Why go, though? You already know how to brew beer and maybe even have threatened, conned and outright extorted your way to some seed capital (sorry, mom). You see, over the years I’ve talked to many dozens of brewers and brewery owners. To a person, they’re all lovely people but that doesn’t stop a solid third to half of them from having virtually no idea what they’re doing when it comes to running a brewery as a business. The balance aren’t a whole lot better, either.

Everyone wants to live the dream and start their own brewery. It sounds attractive: taking that hobby which enthrals you for hours at a time every few weeks (and destroys your kitchen) and turning it into your full time job (which isn’t in your kitchen). Having a chance to brew creatively, put your gorgeous beer in equally gorgeous bottles and then reaping the internal reward of seeing your beer right there on the shelf next to Four Winds (only your beer will be even better, ‘natch) is all the motivation you need.

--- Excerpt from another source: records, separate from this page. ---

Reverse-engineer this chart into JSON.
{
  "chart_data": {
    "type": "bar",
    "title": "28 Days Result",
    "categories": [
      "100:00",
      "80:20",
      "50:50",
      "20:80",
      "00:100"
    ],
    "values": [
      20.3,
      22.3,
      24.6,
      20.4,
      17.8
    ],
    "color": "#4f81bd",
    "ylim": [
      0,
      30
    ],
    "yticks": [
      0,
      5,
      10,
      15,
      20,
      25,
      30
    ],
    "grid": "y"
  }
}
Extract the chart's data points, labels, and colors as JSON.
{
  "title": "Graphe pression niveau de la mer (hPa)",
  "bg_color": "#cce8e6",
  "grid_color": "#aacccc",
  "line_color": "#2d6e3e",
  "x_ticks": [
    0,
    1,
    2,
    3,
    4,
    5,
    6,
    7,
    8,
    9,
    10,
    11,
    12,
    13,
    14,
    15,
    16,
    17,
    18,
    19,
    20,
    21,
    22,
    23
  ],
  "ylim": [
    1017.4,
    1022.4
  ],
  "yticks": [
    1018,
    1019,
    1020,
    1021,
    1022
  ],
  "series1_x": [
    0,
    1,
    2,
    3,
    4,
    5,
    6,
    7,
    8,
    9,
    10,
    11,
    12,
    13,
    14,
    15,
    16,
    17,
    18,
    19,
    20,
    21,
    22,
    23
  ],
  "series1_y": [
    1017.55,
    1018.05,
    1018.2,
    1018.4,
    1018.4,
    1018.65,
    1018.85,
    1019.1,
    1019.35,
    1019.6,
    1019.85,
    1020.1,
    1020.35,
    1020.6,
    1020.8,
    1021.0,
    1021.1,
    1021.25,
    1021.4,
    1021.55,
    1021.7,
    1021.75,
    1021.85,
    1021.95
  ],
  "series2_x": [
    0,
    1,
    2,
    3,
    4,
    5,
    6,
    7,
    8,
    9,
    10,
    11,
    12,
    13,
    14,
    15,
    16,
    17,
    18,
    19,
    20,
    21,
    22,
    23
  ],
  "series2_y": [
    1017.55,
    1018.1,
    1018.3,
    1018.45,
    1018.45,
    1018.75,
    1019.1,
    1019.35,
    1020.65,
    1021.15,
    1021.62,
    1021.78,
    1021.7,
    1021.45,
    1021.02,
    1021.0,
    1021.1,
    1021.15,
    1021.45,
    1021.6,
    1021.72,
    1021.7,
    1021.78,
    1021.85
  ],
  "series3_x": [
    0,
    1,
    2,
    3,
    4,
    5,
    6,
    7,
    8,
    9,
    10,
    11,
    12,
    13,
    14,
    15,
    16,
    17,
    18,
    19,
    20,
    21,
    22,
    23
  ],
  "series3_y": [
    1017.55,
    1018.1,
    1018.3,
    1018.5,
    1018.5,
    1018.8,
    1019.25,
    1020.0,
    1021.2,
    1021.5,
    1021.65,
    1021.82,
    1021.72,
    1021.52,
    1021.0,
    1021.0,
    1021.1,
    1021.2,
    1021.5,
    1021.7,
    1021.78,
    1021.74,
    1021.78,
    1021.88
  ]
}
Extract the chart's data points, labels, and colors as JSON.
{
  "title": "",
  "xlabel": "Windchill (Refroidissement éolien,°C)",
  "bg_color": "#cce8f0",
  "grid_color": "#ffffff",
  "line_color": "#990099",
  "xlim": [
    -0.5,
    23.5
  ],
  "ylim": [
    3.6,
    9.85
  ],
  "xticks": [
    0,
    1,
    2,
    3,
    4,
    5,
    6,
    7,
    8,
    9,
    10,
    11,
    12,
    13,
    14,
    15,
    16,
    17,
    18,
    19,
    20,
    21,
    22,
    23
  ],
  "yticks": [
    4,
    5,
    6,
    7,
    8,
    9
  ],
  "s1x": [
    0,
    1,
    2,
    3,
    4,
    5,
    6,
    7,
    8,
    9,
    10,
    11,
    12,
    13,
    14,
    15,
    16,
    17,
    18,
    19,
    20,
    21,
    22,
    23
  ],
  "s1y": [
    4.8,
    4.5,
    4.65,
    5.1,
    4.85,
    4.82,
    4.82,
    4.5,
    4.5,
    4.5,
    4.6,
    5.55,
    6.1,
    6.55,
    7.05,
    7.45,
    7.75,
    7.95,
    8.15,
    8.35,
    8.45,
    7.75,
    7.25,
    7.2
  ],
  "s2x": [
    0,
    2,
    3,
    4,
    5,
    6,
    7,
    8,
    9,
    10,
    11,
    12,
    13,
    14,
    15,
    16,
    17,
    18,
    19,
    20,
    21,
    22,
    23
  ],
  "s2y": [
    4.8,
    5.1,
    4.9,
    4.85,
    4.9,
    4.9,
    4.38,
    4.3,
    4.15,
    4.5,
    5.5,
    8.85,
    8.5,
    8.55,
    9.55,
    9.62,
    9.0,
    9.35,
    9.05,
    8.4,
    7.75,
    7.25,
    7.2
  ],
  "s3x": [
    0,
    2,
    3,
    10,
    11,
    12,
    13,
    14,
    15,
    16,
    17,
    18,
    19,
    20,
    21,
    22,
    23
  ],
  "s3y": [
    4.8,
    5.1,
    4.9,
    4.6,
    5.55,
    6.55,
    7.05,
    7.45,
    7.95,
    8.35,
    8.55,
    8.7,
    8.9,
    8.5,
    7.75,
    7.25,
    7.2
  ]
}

Well, your VISA statement looking like this also
nudges you towards making free, unlimited beer.

That’s the dream, isn’t it? It’s a sexy temptress of an ideal that pulls you in, then gets all “I have a headache and you have books to balance” in the cold clear light of day. Actually crafting recipes and making beer are just two small steps in a long serpent of a convoluted business process. How much should you spend on packaging? Used brewhouse or new? When do you bottle? Do you even bottle? Can? How much do you have to pay farmers to pick up your spent grain? What licenses do you need to open a tasting room? And HOLY SHIT YOU HAVE TO PAY SOMEONE TO COME GET YOUR SPENT GRAIN?!?

Running a brewery is running a business. End of story. If you’re seriously considering getting into this business or even if you’re still in the day dreaming stage, a chance to ask people pointed and frank questions in an open setting is worth far, far more than the $75 cost of entrance, even if food and beer weren’t included (which, by the way, they are).

If you just looked at that “$75” and thought “that’s too expensive” then save us all some time and keep your day job. Starting a brewery will be the hardest, most expensive, most time consuming thing you’ve ever done with your life, and saving a paltry $75 at the start of this process by not attending this event is about the single worst way to save money you could conceive of.

Seriously, saving $1/hr by hiring this guy to be your delivery driver would be smarter.

Maybe I’m recommending this event because the organizers asked me to (they did) or because they gave me a free ticket (also true), and sure, those things absolutely meet my main criteria for blogging on a topic: making my life better. However, I try to think a bit longer term. My life would be massively better if there were even more breweries in BC, and there will be more breweries if the existing breweries aren’t going out of business left, right and centre because their owners put too much emphasis on “making great beer” and not enough on “paying rent.” You can do both, folks, but you gotta learn how.

This event won’t answer all the questions you need answered in order to run brewery as a business. Heck, it won’t even start. However, if you’re lucky and pay attention, it might teach you which questions you have to ask in the first place, and that’s gotta be worth $75.

Buy your tickets here.

Written by chuck

May 20th, 2014 at 2:48 pm

One Response to 'Beer and Learning: Together at Last!'

Subscribe to comments with RSS or TrackBack to 'Beer and Learning: Together at Last!'.

  1. Too bad is starts at 2pm, don’t mind the price but won’t take a day off work to attend unless I wanted to open a brewery, at which point I agree this is a can’t miss event for anyone even remotely thinking about it.